Heimat

la patria senza retorica

ma con molta nostalgia

 

di Magali Prunai

 

Tra l’uomo e l’umanità c’è un anello di congiunzione

che non si può spezzare, né dimenticare:

ed è la patria, la Nazione.

Cesare Battisti

 

 

 

Heimat è una semplice parolina tedesca di difficile traduzione in italiano. Heimat è la Patria, è il senso di appartenenza alla propria Nazione, alle proprie radici, al luogo dove si è nati o si è cresciuti. Una parola così piccola, solo due sillabe, per indicare un concetto enorme e difficile da affrontare.

Il senso di appartenenza è un concetto, se vogliamo, innato. Quando nasciamo e cresciamo sappiamo di appartenere a una terra, a una lingua, a una cultura, senza che nessuno ce lo spieghi. Il senso di Heimat, l’amor di Patria, è latente in noi e probabilmente non affiorerà mai nella vita di una persona. (A sinstra, una rappresentazione dell'Italia. Monumento nei giardini pubblici di Porta Venezia, Milano. Foto di Giovanni Dall'Orto). 

Quando abbandoniamo, però, la città in cui viviamo, dove siamo nati, allora questo sentimento si fa vivo in noi. Ci trasferiamo all’estero per lavorare o studiare e ci mancano le abitudini cittadine, il tram sotto casa, i negozi del quartiere. Ma non solo. Non sentir parlare la propria lingua per molto tempo, non avere amici di lunga data con cui parlare del lavoro o semplicemente per uscire a passeggiare, la difficoltà di inserirsi e integrarsi in un mondo nuovo e diverso, forse alle volte anche ostile.

Questo sentimento è ben riassunto in una semplice parolina tedesca nata in occasione dell’unificazione della Germania a metà ‘800, che coincise con un progressivo abbandono delle zone rurali per le città più industrializzate e una conseguente e inevitabile alienazione e perdita dell’identità delle comunità di origine.

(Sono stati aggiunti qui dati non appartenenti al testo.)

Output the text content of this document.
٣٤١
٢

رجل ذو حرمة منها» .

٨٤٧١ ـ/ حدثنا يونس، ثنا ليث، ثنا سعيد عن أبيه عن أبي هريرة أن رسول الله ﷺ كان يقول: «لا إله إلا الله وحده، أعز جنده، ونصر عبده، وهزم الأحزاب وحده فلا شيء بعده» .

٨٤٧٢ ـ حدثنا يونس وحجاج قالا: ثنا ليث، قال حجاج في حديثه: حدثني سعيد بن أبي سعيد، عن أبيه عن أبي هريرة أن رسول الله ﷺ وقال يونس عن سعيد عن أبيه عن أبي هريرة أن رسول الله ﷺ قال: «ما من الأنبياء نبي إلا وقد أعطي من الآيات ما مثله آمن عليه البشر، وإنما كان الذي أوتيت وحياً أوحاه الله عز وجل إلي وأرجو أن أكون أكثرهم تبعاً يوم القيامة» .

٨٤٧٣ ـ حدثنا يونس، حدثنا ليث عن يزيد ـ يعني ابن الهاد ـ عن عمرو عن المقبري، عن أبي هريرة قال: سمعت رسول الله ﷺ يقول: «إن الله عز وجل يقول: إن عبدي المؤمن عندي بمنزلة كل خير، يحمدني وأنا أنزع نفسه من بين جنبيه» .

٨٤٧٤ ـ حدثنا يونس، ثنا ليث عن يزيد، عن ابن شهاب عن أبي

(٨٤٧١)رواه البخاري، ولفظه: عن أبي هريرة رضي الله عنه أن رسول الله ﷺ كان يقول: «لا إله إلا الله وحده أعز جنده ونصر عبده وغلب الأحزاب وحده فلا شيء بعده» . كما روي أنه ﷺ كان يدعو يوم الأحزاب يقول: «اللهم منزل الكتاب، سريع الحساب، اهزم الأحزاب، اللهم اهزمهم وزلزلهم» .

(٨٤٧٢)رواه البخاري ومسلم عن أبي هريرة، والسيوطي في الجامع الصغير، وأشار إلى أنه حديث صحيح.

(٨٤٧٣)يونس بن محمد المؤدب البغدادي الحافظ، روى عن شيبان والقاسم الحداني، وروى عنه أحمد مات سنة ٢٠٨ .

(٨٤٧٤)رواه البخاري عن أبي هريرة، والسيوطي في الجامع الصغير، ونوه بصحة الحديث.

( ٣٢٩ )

Ma se allontanarsi dalla propria Heimat è un dramma per chi è nato e cresciuto in zone più sviluppate dell’Occidente, in un’epoca in cui i confini sono stati progressivamente abbattuti e le nuove generazioni trovano nel mondo la propria casa, per chi arriva da zone più depresse e scappa da situazioni limite è sicuramente qualcosa di più rilevante e problematico.

La storia è piena di racconti di esuli che cercano lontano dalla propria Heimat una nuova casa, così come accade tutt’oggi per chi scappa da guerre o situazioni sociali e umanitarie al limite. Ma questo sentimento può essere molto controverso quando, ad esempio, si tratta di abbandonare il luogo natio, al quale si è legati ma al quale non ci si sente di appartenere. L’esempio più noto è quello degli italiani nati in territorio austriaco che emigrarono verso l’Italia. Ripudiati dal luogo di origine, messi al bando e condannati a morte, gli esuli non sempre trovavano accoglienza nei nuovi luoghi a cui sentivano di appartenere maggiormente. (A destra: la Marianna, simbolo della Francia).

Aver tradito una volta una Patria fa di questi esuli dei probabili traditori a vita. Guardati con sospetto, spesso scambiati per anarchici, il sentimento di allontanamento e di paura del diverso si faceva largo sempre di più fino a una totale emarginazione.

La paura del diverso, poi, viene spesso alimentata da classi politiche populiste e inconsistenti che non sapendo come attirare voti fomentano l’odio appigliandosi a dettagli inesistenti e facendo leva sull’ignoranza altrui.

Avvalorando la tesi di hegeliana memoria della ciclicità della storia, la situazione di distacco, odio ed emarginazione del “diverso” che abbandona la sua Heimat con una zattera in mare in cerca di fortuna in Europa non è troppo diversa dagli esuli che, a metà ‘800, vagavano per l’Europa con pesanti accuse che pendevano sulle loro teste. Così come l’emarginazione che provavano i nobili francesi scampati alla ghigliottina e che avevano trovato rifugio in Europa o i nobili russi che, anch’essi sfuggiti alla Rivoluzione, cercavano conforto in Francia. Tutti alla ricerca di una nuova Heimat, ma sempre guardati con diffidenza.